As the UK’s oldest museum, it’s no surprise that the Royal Armouries is home to an intriguing collection, with objects such as Henry VIII’s horned helmet and a near-complete set of Mughal elephant armour capturing the imagination of visitors. However, tucked behind the scenes is a very special object. The Royal Armouries Manuscript I.33 (also known as the Tower Fechtbuch or the Walpurgis Fechtbuch, and often abbreviated to I.33), is the oldest known European martial arts manual, having been dated to the early 14th century. Yet, it’s not just the manual’s age that makes the book so special as, on the last surviving page, an unexpected figure appears with a sword and buckler in hand.
That figure is a woman called Walpurgis, but exactly who she is remains unclear. Is she Saint Walpurga, the 8th century missionary who travelled to Germany, where the manuscript originates from? Was she a real person, and if so, did she really wield a sword? Is she purely a work of fiction? We can never know for sure and the answers are lost to history.

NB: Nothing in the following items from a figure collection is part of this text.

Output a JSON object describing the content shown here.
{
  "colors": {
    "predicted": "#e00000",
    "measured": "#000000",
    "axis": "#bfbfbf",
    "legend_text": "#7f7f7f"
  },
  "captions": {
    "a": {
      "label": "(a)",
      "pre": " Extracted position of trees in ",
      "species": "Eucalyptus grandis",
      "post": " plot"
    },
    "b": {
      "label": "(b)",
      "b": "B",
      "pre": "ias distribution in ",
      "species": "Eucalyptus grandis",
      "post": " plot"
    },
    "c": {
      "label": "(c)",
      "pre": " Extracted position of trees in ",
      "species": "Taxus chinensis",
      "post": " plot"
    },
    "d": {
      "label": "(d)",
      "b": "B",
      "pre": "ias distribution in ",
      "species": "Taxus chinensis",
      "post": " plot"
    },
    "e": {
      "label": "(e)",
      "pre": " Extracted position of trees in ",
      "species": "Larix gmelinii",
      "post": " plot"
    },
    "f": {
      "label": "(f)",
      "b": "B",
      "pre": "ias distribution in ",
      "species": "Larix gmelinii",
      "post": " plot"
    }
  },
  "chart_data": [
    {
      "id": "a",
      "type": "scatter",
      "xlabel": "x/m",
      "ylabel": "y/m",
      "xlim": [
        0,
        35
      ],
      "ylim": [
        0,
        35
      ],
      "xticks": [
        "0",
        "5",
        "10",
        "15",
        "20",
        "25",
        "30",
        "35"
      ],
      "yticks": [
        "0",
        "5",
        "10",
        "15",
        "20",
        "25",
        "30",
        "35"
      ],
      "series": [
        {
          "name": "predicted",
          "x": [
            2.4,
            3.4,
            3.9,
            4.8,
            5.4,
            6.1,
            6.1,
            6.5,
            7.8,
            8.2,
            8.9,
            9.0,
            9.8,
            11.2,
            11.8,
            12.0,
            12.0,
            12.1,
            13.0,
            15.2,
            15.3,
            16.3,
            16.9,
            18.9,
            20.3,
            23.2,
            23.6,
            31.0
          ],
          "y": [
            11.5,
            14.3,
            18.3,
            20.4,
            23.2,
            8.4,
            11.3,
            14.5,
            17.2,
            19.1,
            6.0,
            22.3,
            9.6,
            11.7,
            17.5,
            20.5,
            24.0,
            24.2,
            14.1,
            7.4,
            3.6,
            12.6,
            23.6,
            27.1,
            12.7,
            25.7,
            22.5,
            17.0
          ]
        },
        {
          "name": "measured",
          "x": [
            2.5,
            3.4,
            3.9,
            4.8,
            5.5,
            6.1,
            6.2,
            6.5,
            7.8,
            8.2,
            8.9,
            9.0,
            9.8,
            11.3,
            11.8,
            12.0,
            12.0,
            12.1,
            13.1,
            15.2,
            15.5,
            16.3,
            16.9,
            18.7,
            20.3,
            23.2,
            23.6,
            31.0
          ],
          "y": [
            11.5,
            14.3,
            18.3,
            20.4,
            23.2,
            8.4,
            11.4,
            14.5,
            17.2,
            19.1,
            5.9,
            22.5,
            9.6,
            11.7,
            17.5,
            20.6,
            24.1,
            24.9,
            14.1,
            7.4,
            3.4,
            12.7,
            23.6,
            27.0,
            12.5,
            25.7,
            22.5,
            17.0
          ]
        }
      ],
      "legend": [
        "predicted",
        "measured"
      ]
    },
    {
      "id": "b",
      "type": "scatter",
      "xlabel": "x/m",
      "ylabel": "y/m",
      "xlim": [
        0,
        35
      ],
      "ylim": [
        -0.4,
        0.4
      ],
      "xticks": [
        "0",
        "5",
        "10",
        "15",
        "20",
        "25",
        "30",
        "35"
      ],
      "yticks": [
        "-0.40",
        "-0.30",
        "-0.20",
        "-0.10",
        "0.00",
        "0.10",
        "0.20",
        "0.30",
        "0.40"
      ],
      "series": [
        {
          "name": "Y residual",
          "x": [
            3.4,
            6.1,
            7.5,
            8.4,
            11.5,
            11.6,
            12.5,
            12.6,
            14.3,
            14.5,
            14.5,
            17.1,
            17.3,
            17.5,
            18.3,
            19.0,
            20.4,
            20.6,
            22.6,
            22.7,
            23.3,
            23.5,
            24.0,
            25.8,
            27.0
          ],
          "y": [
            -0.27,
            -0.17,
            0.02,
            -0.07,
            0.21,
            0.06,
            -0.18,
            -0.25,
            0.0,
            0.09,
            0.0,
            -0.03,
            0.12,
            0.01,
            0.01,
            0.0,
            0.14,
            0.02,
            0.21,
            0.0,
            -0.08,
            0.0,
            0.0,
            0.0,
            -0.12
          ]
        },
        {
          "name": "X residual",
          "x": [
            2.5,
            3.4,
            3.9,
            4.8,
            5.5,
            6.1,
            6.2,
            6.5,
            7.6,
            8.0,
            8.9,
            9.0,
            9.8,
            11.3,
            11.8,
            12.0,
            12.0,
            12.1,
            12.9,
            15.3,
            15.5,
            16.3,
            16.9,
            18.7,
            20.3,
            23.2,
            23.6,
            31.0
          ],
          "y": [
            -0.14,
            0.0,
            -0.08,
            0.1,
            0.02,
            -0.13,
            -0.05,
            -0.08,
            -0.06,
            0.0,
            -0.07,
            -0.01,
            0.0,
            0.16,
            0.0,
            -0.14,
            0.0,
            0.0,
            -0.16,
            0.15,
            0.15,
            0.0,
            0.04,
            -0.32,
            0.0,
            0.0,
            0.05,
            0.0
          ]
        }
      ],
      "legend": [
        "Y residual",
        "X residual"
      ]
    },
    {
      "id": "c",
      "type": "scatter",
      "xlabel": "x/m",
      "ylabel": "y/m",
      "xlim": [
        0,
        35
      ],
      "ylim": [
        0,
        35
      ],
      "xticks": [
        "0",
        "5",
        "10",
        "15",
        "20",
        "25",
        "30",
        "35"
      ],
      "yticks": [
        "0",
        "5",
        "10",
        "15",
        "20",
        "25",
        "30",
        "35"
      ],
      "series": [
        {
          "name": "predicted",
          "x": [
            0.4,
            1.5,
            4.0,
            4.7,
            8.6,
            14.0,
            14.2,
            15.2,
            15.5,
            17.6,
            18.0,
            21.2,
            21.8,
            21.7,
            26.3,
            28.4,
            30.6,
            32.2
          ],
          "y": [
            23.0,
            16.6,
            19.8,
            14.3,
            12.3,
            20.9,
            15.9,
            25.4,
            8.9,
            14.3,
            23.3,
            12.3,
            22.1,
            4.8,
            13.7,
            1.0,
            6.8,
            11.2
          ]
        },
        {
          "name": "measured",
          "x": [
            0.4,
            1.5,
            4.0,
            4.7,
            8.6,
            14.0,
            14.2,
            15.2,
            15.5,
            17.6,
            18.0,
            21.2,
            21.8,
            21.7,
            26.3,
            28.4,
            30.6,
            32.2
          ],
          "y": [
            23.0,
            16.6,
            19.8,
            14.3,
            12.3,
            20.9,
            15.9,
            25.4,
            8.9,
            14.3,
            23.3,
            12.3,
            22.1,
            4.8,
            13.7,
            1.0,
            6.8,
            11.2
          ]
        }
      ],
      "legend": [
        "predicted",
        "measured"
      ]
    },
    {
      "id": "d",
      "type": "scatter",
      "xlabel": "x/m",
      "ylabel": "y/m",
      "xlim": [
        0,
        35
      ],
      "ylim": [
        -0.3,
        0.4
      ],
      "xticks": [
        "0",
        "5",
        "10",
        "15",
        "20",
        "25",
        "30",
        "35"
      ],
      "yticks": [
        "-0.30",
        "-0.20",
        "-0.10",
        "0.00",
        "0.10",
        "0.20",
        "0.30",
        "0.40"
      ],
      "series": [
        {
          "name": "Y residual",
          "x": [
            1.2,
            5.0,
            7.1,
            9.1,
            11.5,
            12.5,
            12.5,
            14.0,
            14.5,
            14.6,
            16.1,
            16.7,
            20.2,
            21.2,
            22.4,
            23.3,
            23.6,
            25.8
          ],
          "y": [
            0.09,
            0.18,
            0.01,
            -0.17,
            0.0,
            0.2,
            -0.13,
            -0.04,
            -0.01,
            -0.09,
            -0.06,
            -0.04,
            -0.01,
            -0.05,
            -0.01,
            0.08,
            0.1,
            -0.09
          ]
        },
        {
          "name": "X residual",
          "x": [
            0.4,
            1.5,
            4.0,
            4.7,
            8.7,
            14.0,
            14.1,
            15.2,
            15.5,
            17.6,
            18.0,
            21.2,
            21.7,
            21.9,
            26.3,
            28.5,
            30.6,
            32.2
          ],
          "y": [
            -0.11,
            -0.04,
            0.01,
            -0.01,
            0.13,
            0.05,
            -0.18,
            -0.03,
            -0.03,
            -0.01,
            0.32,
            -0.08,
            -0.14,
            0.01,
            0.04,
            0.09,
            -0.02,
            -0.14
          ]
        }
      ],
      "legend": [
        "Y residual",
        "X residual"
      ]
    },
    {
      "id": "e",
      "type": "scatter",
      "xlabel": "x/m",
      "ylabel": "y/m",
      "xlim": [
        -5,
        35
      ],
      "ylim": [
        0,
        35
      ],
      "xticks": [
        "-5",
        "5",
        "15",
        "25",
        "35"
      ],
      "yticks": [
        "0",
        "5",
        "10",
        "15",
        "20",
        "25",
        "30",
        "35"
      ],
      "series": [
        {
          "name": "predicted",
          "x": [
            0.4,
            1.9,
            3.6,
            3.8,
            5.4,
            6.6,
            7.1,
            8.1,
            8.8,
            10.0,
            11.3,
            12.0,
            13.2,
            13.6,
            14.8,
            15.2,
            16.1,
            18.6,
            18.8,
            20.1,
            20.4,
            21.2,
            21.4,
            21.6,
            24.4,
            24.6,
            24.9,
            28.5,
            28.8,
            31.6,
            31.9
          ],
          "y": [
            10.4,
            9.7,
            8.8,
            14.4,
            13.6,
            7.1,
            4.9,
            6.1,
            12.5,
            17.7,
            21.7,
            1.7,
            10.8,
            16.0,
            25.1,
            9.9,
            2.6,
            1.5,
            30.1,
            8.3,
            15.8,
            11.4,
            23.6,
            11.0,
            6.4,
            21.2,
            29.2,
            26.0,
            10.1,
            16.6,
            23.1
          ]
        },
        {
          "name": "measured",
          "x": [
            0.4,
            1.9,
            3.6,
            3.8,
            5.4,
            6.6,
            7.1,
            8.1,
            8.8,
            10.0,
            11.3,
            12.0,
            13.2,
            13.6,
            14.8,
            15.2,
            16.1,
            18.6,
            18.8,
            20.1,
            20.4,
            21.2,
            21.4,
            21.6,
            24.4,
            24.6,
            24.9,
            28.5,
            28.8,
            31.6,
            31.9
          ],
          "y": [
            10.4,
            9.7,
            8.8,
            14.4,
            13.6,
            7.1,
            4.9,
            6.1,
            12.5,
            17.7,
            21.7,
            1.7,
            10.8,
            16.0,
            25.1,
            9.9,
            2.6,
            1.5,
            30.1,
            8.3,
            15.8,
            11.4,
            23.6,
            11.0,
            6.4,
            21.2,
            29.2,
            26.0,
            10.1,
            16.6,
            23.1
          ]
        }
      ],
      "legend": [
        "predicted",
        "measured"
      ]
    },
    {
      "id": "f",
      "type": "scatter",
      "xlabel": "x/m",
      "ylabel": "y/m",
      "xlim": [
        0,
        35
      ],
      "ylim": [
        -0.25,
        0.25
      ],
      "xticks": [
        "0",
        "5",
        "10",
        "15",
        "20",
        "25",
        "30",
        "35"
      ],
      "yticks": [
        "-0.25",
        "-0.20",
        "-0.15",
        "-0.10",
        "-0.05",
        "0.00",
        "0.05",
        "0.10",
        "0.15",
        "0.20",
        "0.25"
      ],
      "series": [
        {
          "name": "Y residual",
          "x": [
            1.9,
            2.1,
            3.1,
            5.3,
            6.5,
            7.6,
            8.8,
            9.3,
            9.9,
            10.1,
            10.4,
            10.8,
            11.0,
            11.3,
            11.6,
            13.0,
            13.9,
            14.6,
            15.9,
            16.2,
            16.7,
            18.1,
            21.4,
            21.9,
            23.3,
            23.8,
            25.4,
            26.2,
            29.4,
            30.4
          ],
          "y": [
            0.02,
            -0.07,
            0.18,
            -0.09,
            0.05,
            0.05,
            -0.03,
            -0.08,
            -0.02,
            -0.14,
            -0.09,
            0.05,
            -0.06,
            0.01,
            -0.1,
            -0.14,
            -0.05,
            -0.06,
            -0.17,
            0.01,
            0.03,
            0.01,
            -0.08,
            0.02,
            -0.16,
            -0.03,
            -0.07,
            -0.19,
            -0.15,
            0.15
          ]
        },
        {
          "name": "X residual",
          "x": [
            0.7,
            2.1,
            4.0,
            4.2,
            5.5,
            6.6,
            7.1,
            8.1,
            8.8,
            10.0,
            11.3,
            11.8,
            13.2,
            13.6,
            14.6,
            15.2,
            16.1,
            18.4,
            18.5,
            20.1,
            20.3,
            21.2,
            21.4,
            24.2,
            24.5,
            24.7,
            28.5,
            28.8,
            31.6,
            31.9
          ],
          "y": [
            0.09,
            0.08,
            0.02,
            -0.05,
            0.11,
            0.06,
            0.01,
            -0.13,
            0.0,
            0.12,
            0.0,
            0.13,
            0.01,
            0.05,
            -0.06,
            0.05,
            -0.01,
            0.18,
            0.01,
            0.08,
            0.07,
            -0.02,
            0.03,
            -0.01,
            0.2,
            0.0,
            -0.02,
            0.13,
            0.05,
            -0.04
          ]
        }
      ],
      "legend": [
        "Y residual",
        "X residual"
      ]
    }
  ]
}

But here at the Royal Armouries, we like to bring history to life. Walpurgis, and the other figures in the manuscript, recently left the pages of I.33 to deliver our partner schools outreach project: Mightier than the Sword.
Mightier than the Sword is a project aimed at fostering literacy and oracy confidence in local primary schools. Some elements of the project occurred in the classroom, and schools were provided with training, resources and visited by our storyteller in residence. At the museum, pupils got to meet Walpurgis, alongside the other figures depicted in the manuscript: a Priest and a Student. Although today the popular image of a priest is not one of violence, evidence indicates that secular clergy of the period did sometimes carry arms. Given one theory suggests I.33 was produced at a cathedral school, the character of the Priest was an apt figure to teach pupils about all about combat. Participants got to pick up their own sword and buckler and put the stances seen in I.33 into action.
The mystery surrounding Walpurgis’ identity gave us a character perfect for inspiring storytelling: a blank canvas for children to project their ideas on to. For the purposes of our workshop, she became a young woman keen to learn the art of combat, but held back by the societal norms of her time. Participants helped Walpurgis overcome her insecurities through language: using their words to create her world and install her with confidence. Words used in the session were turned into a poem about growing confidence, which gave Walpurgis the courage to demonstrate her sword and buckler skills. Since moving to Leeds in 1996, live combat has been a key attraction at the Royal Armouries, and witnessing this exclusive demonstration, of course, brought great excitement to the pupils.